The Screamed Lullabies of Swans
Written by Valoura, 370 EOD
Written by Valoura, 370 EOD
- The Early History
- The Bloodline
- Threnodyn
- Animal Companions
- Fenestra I
- Fenestra II
- Fenestra III
- Aftermath of Bremen
The Early History
As the son of a Viscount, Laric had a privileged childhood. He was wanted. Loved. He had every opportunity made available to him - right at the fingertips, if only he would reach out and grab it - and should have desired for nothing; he had food, clothing, shelter, an education. But he was deeply unhappy. And he carried that unhappiness through life like a curse.
The family lands were home to ancient ruins. The imagination of youth had turned the ruins into a sort of sacred religion for Laric. He rode his pony through the misty, rolling fields, to place lighted candles in what he presumed to be the remnants of crumbling windowsills, and daydreamed about the people who may have walked the halls when they were whole. Occasionally, a breeze killed the flame, and when he returned the following evening, he found that the candle had partially merged with the ruin, and he lit it again, repeating the process until rivulets of wax ran down the worn, lavender grey stones. This same breeze stirred through the knee-high grass, causing it to ripple like silvery waves in a verdant sea.
Laric's great uncle - an evil man, a greedy man - saw no value in the ruins. He parceled them off to the knights and to the commoners, and worse. One day Laric rode out and found one of the ruins had been toppled and buried. He mourned for it. Raged for it. And he began to have a reoccurring dream of his favorite amongst the ruins. In this dream, he would walk through the rolling fields, until he crested the final hill. Stretching out before him, he could see a vast expanse of fields sporting the stubble of agriculture. To his right was a building he did not recognize, and to his left, the ruin was being demolished. He had sobbed for the ruins in this dream, with the sort of guttural, wracking cries reserved only for the most exquisite of losses: the loss of a dearly beloved one. These sorts of cries were not meant for the loss of an inanimate object, a pile of stones. But night after night, he mourned in his dreams for that which had not yet been taken in the waking realm.
Throughout his life, one by one the ruins fell. With each, Laric's father counseled him that he should not resent his great uncle and should especially not resent the peasantry for what they did. It was important to keep peace with the common folk, and to allow them to work the land so they could provide for their families and survive. But Laric did resent them. His ruins were sacred.
Sometime during his teens, a building was constructed in that field, precisely where it had been in the dream. And it was around this same time that Laric fell ill with the fever which was attributed with scrambling his mind. He recovered but was never truly the same.
Many years passed.
His great uncle died, and Laric was said to have burst through the church doors with a torch in hand - the funeral service having been concealed from him - and lit the church ablaze. The screams of his first cousin, once removed, rent the smoke-filled air, the desecration of her father's corpse furthering the divide within the family. Nobody spoke of this event afterwards. No one dared confront Laric. His Lord father didn't have to threaten any of his people to garner their silence, either, they simply knew.

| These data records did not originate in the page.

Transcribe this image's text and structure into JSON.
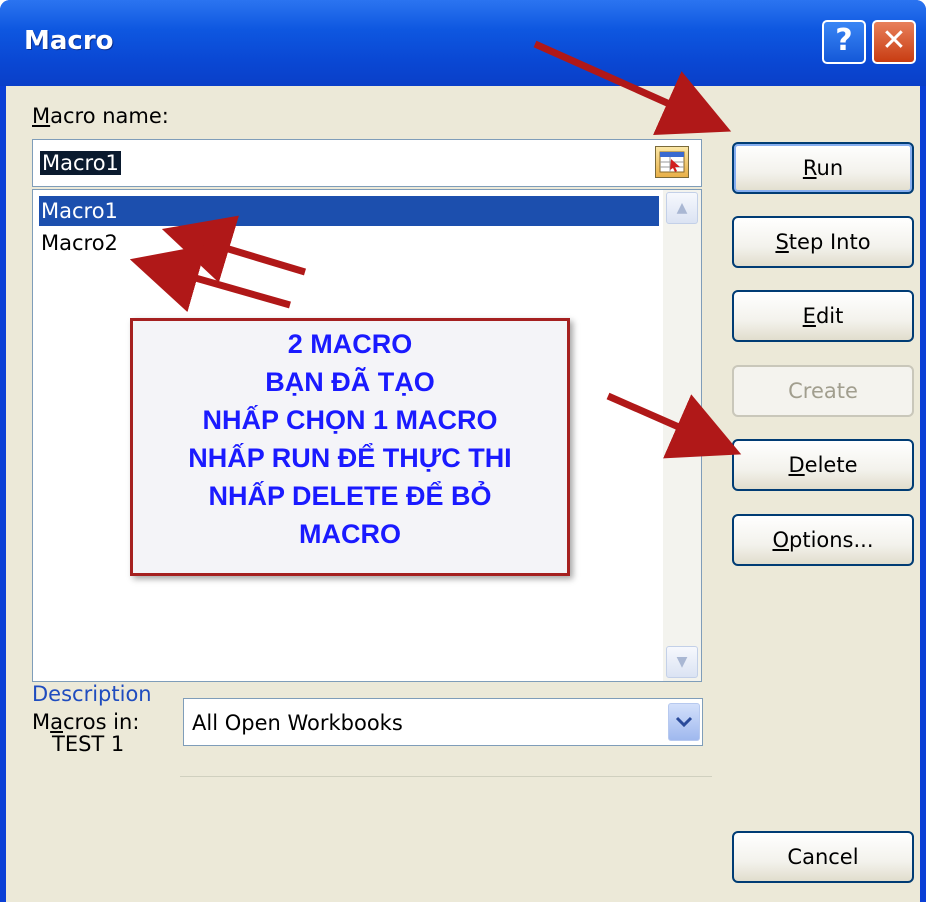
{
  "window": {
    "title": "Macro",
    "help_glyph": "?",
    "close_glyph": "✕"
  },
  "macro_name": {
    "label_first": "M",
    "label_rest": "acro name:",
    "value": "Macro1"
  },
  "macro_list": {
    "items": [
      "Macro1",
      "Macro2"
    ],
    "selected": "Macro1"
  },
  "annotation": {
    "lines": [
      "2 MACRO",
      "BẠN ĐÃ TẠO",
      "NHẤP CHỌN 1 MACRO",
      "NHẤP RUN ĐỂ THỰC THI",
      "NHẤP DELETE ĐỂ BỎ",
      "MACRO"
    ],
    "text_color": "#1a1aff",
    "border_color": "#a52020",
    "arrow_color": "#b01818"
  },
  "buttons": {
    "run": {
      "key": "R",
      "rest": "un"
    },
    "step_into": {
      "key": "S",
      "rest": "tep Into"
    },
    "edit": {
      "key": "E",
      "rest": "dit"
    },
    "create": {
      "label": "Create",
      "enabled": false
    },
    "delete": {
      "key": "D",
      "rest": "elete"
    },
    "options": {
      "key": "O",
      "rest": "ptions..."
    },
    "cancel": {
      "label": "Cancel"
    }
  },
  "macros_in": {
    "label_first": "M",
    "label_key": "a",
    "label_rest": "cros in:",
    "value": "All Open Workbooks"
  },
  "description": {
    "label": "Description",
    "text": "TEST 1",
    "label_color": "#1f4cbf"
  },
  "colors": {
    "titlebar": "#0a48d4",
    "dialog_bg": "#ece9d8",
    "selection": "#1c4fae"
  }
}
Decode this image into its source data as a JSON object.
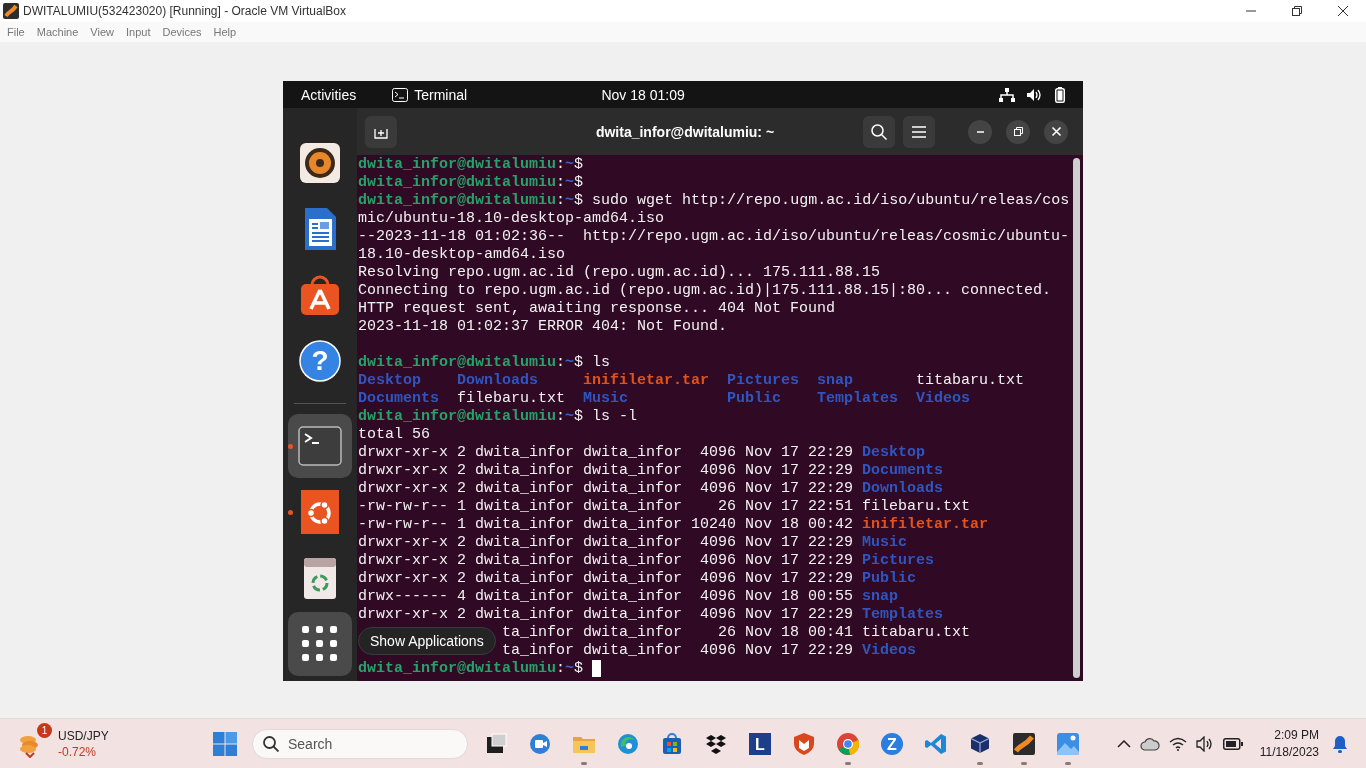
{
  "window": {
    "title": "DWITALUMIU(532423020) [Running] - Oracle VM VirtualBox"
  },
  "menu": [
    "File",
    "Machine",
    "View",
    "Input",
    "Devices",
    "Help"
  ],
  "guest": {
    "top_bar": {
      "activities": "Activities",
      "app": "Terminal",
      "clock": "Nov 18  01:09"
    },
    "dock": [
      [
        {
          "kind": "music",
          "running": false,
          "highlighted": false
        },
        {
          "kind": "document",
          "running": false,
          "highlighted": false
        },
        {
          "kind": "store",
          "running": false,
          "highlighted": false
        },
        {
          "kind": "help",
          "label": "?",
          "running": false,
          "highlighted": false
        }
      ],
      [
        {
          "kind": "terminal",
          "running": true,
          "highlighted": true
        },
        {
          "kind": "ubuntu",
          "running": true,
          "highlighted": false
        },
        {
          "kind": "trash",
          "running": false,
          "highlighted": false
        },
        {
          "kind": "apps-grid",
          "running": false,
          "highlighted": true
        }
      ]
    ],
    "tooltip": "Show Applications",
    "terminal": {
      "title": "dwita_infor@dwitalumiu: ~",
      "lines": [
        {
          "kind": "prompt",
          "host": "dwita_infor@dwitalumiu",
          "sep": ":",
          "path": "~",
          "symbol": "$"
        },
        {
          "kind": "prompt",
          "host": "dwita_infor@dwitalumiu",
          "sep": ":",
          "path": "~",
          "symbol": "$"
        },
        {
          "kind": "prompt",
          "host": "dwita_infor@dwitalumiu",
          "sep": ":",
          "path": "~",
          "symbol": "$",
          "command": "sudo wget http://repo.ugm.ac.id/iso/ubuntu/releas/cos"
        },
        {
          "kind": "output",
          "text": "mic/ubuntu-18.10-desktop-amd64.iso"
        },
        {
          "kind": "output",
          "text": "--2023-11-18 01:02:36--  http://repo.ugm.ac.id/iso/ubuntu/releas/cosmic/ubuntu-"
        },
        {
          "kind": "output",
          "text": "18.10-desktop-amd64.iso"
        },
        {
          "kind": "output",
          "text": "Resolving repo.ugm.ac.id (repo.ugm.ac.id)... 175.111.88.15"
        },
        {
          "kind": "output",
          "text": "Connecting to repo.ugm.ac.id (repo.ugm.ac.id)|175.111.88.15|:80... connected."
        },
        {
          "kind": "output",
          "text": "HTTP request sent, awaiting response... 404 Not Found"
        },
        {
          "kind": "output",
          "text": "2023-11-18 01:02:37 ERROR 404: Not Found."
        },
        {
          "kind": "blank"
        },
        {
          "kind": "prompt",
          "host": "dwita_infor@dwitalumiu",
          "sep": ":",
          "path": "~",
          "symbol": "$",
          "command": "ls"
        },
        {
          "kind": "listing",
          "columns": [
            [
              {
                "kind": "dir",
                "text": "Desktop"
              },
              {
                "kind": "dir",
                "text": "Documents"
              }
            ],
            [
              {
                "kind": "dir",
                "text": "Downloads"
              },
              {
                "kind": "file",
                "text": "filebaru.txt"
              }
            ],
            [
              {
                "kind": "archive",
                "text": "inifiletar.tar"
              },
              {
                "kind": "dir",
                "text": "Music"
              }
            ],
            [
              {
                "kind": "dir",
                "text": "Pictures"
              },
              {
                "kind": "dir",
                "text": "Public"
              }
            ],
            [
              {
                "kind": "dir",
                "text": "snap"
              },
              {
                "kind": "dir",
                "text": "Templates"
              }
            ],
            [
              {
                "kind": "file",
                "text": "titabaru.txt"
              },
              {
                "kind": "dir",
                "text": "Videos"
              }
            ]
          ]
        },
        {
          "kind": "prompt",
          "host": "dwita_infor@dwitalumiu",
          "sep": ":",
          "path": "~",
          "symbol": "$",
          "command": "ls -l"
        },
        {
          "kind": "output",
          "text": "total 56"
        },
        {
          "kind": "entry",
          "info": "drwxr-xr-x 2 dwita_infor dwita_infor  4096 Nov 17 22:29",
          "file": {
            "kind": "dir",
            "text": "Desktop"
          }
        },
        {
          "kind": "entry",
          "info": "drwxr-xr-x 2 dwita_infor dwita_infor  4096 Nov 17 22:29",
          "file": {
            "kind": "dir",
            "text": "Documents"
          }
        },
        {
          "kind": "entry",
          "info": "drwxr-xr-x 2 dwita_infor dwita_infor  4096 Nov 17 22:29",
          "file": {
            "kind": "dir",
            "text": "Downloads"
          }
        },
        {
          "kind": "entry",
          "info": "-rw-rw-r-- 1 dwita_infor dwita_infor    26 Nov 17 22:51",
          "file": {
            "kind": "file",
            "text": "filebaru.txt"
          }
        },
        {
          "kind": "entry",
          "info": "-rw-rw-r-- 1 dwita_infor dwita_infor 10240 Nov 18 00:42",
          "file": {
            "kind": "archive",
            "text": "inifiletar.tar"
          }
        },
        {
          "kind": "entry",
          "info": "drwxr-xr-x 2 dwita_infor dwita_infor  4096 Nov 17 22:29",
          "file": {
            "kind": "dir",
            "text": "Music"
          }
        },
        {
          "kind": "entry",
          "info": "drwxr-xr-x 2 dwita_infor dwita_infor  4096 Nov 17 22:29",
          "file": {
            "kind": "dir",
            "text": "Pictures"
          }
        },
        {
          "kind": "entry",
          "info": "drwxr-xr-x 2 dwita_infor dwita_infor  4096 Nov 17 22:29",
          "file": {
            "kind": "dir",
            "text": "Public"
          }
        },
        {
          "kind": "entry",
          "info": "drwx------ 4 dwita_infor dwita_infor  4096 Nov 18 00:55",
          "file": {
            "kind": "dir",
            "text": "snap"
          }
        },
        {
          "kind": "entry",
          "info": "drwxr-xr-x 2 dwita_infor dwita_infor  4096 Nov 17 22:29",
          "file": {
            "kind": "dir",
            "text": "Templates"
          }
        },
        {
          "kind": "entry",
          "covered": true,
          "info": "ta_infor dwita_infor    26 Nov 18 00:41",
          "file": {
            "kind": "file",
            "text": "titabaru.txt"
          }
        },
        {
          "kind": "entry",
          "covered": true,
          "info": "ta_infor dwita_infor  4096 Nov 17 22:29",
          "file": {
            "kind": "dir",
            "text": "Videos"
          }
        },
        {
          "kind": "prompt",
          "host": "dwita_infor@dwitalumiu",
          "sep": ":",
          "path": "~",
          "symbol": "$",
          "cursor": true
        }
      ]
    }
  },
  "taskbar": {
    "widget": {
      "badge": "1",
      "label": "USD/JPY",
      "change": "-0.72%"
    },
    "search": {
      "placeholder": "Search"
    },
    "apps": [
      {
        "kind": "task-view",
        "running": false
      },
      {
        "kind": "meet",
        "running": false
      },
      {
        "kind": "folder",
        "running": true
      },
      {
        "kind": "edge",
        "running": false
      },
      {
        "kind": "store",
        "running": false
      },
      {
        "kind": "dropbox",
        "running": false
      },
      {
        "kind": "letter",
        "label": "L",
        "running": false
      },
      {
        "kind": "shield",
        "running": false
      },
      {
        "kind": "chrome",
        "running": true
      },
      {
        "kind": "zapp",
        "label": "Z",
        "running": false
      },
      {
        "kind": "vscode",
        "running": false
      },
      {
        "kind": "vbox",
        "running": true
      },
      {
        "kind": "orange-app",
        "running": true
      },
      {
        "kind": "photos",
        "running": true
      }
    ],
    "clock": {
      "time": "2:09 PM",
      "date": "11/18/2023"
    }
  }
}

Recently. It was summer, the corn was high. This wasn't like in the dream. He wasn't cresting the hill, but riding from the other direction, towards the hill, and saw it to his right. Destroyed.

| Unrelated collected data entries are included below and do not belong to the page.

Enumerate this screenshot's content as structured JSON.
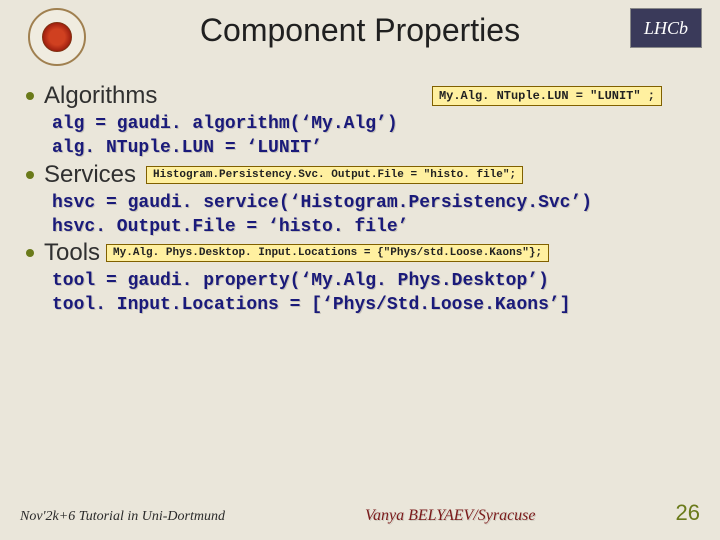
{
  "title": "Component Properties",
  "logo_left_alt": "Syracuse University seal",
  "logo_right_text": "LHCb",
  "sections": [
    {
      "heading": "Algorithms",
      "callout": "My.Alg. NTuple.LUN = \"LUNIT\" ;",
      "code1": "alg = gaudi. algorithm(‘My.Alg’)",
      "code2": "alg. NTuple.LUN = ‘LUNIT’"
    },
    {
      "heading": "Services",
      "callout": "Histogram.Persistency.Svc. Output.File = \"histo. file\";",
      "code1": "hsvc = gaudi. service(‘Histogram.Persistency.Svc’)",
      "code2": "hsvc. Output.File = ‘histo. file’"
    },
    {
      "heading": "Tools",
      "callout": "My.Alg. Phys.Desktop. Input.Locations = {\"Phys/std.Loose.Kaons\"};",
      "code1": "tool = gaudi. property(‘My.Alg. Phys.Desktop’)",
      "code2": "tool. Input.Locations = [‘Phys/Std.Loose.Kaons’]"
    }
  ],
  "footer": {
    "left": "Nov'2k+6  Tutorial in Uni-Dortmund",
    "mid": "Vanya  BELYAEV/Syracuse",
    "page": "26"
  }
}
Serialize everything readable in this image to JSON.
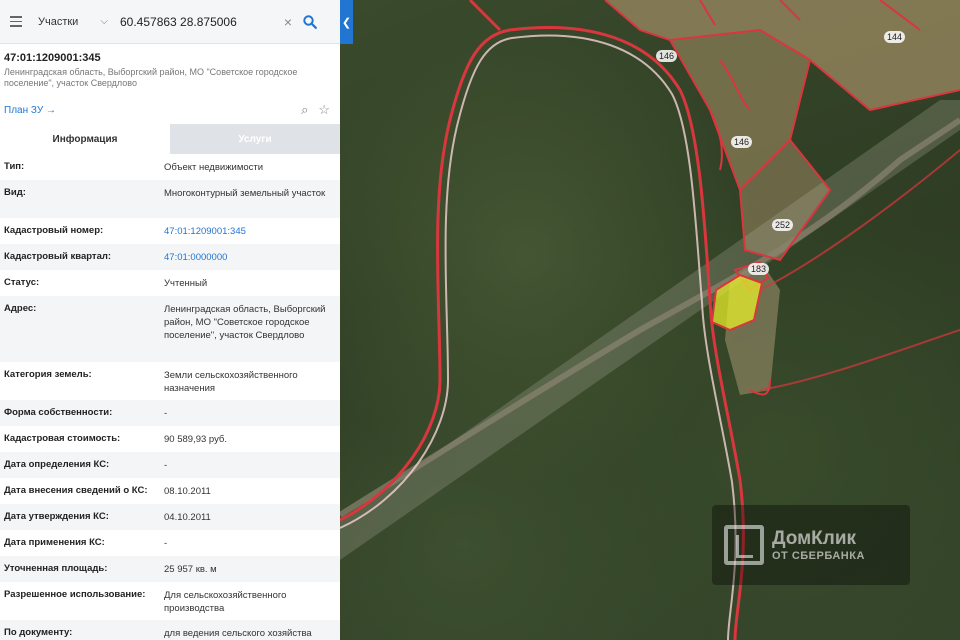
{
  "search": {
    "layer": "Участки",
    "query": "60.457863 28.875006"
  },
  "parcel": {
    "cadastral_number": "47:01:1209001:345",
    "address_short": "Ленинградская область, Выборгский район, МО \"Советское городское поселение\", участок Свердлово",
    "plan_link": "План ЗУ →"
  },
  "tabs": [
    {
      "label": "Информация",
      "active": true
    },
    {
      "label": "Услуги",
      "active": false
    }
  ],
  "rows": [
    {
      "key": "Тип:",
      "value": "Объект недвижимости"
    },
    {
      "key": "Вид:",
      "value": "Многоконтурный земельный участок"
    },
    {
      "key": "Кадастровый номер:",
      "value": "47:01:1209001:345",
      "link": true
    },
    {
      "key": "Кадастровый квартал:",
      "value": "47:01:0000000",
      "link": true
    },
    {
      "key": "Статус:",
      "value": "Учтенный"
    },
    {
      "key": "Адрес:",
      "value": "Ленинградская область, Выборгский район, МО \"Советское городское поселение\", участок Свердлово"
    },
    {
      "key": "Категория земель:",
      "value": "Земли сельскохозяйственного назначения"
    },
    {
      "key": "Форма собственности:",
      "value": "-"
    },
    {
      "key": "Кадастровая стоимость:",
      "value": "90 589,93 руб."
    },
    {
      "key": "Дата определения КС:",
      "value": "-"
    },
    {
      "key": "Дата внесения сведений о КС:",
      "value": "08.10.2011"
    },
    {
      "key": "Дата утверждения КС:",
      "value": "04.10.2011"
    },
    {
      "key": "Дата применения КС:",
      "value": "-"
    },
    {
      "key": "Уточненная площадь:",
      "value": "25 957 кв. м"
    },
    {
      "key": "Разрешенное использование:",
      "value": "Для сельскохозяйственного производства"
    },
    {
      "key": "По документу:",
      "value": "для ведения сельского хозяйства"
    }
  ],
  "map": {
    "parcel_labels": [
      "146",
      "144",
      "146",
      "252",
      "183"
    ],
    "watermark": {
      "title": "ДомКлик",
      "subtitle": "ОТ СБЕРБАНКА"
    }
  },
  "colors": {
    "accent": "#2176d2",
    "boundary": "#d9363e",
    "selected_parcel": "#e6ee2a"
  }
}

Laric didn't cry. He didn't rage. Instead, he withdrew silently into himself and the horror that was his own thoughts.
In Laric's mind, he had nothing. Technically he had his parents, his cats, and his inheritance, but life had long ago taught him that everything is eventually reduced to dust... naturally, some who had lost their own precious figureheads scoffed at his anguish, pointing out this very fact and warning that he would regret his lack of appreciation later, but this wasn't the Misery Olympics and Laric wasn't exactly rational.
To Laric, the ruins were the only truly eternal thing, and now they were gone. He was utterly and completely alone, forced to confront his own mortality, and the lack of fear he felt towards it, having outlived that which was sacred.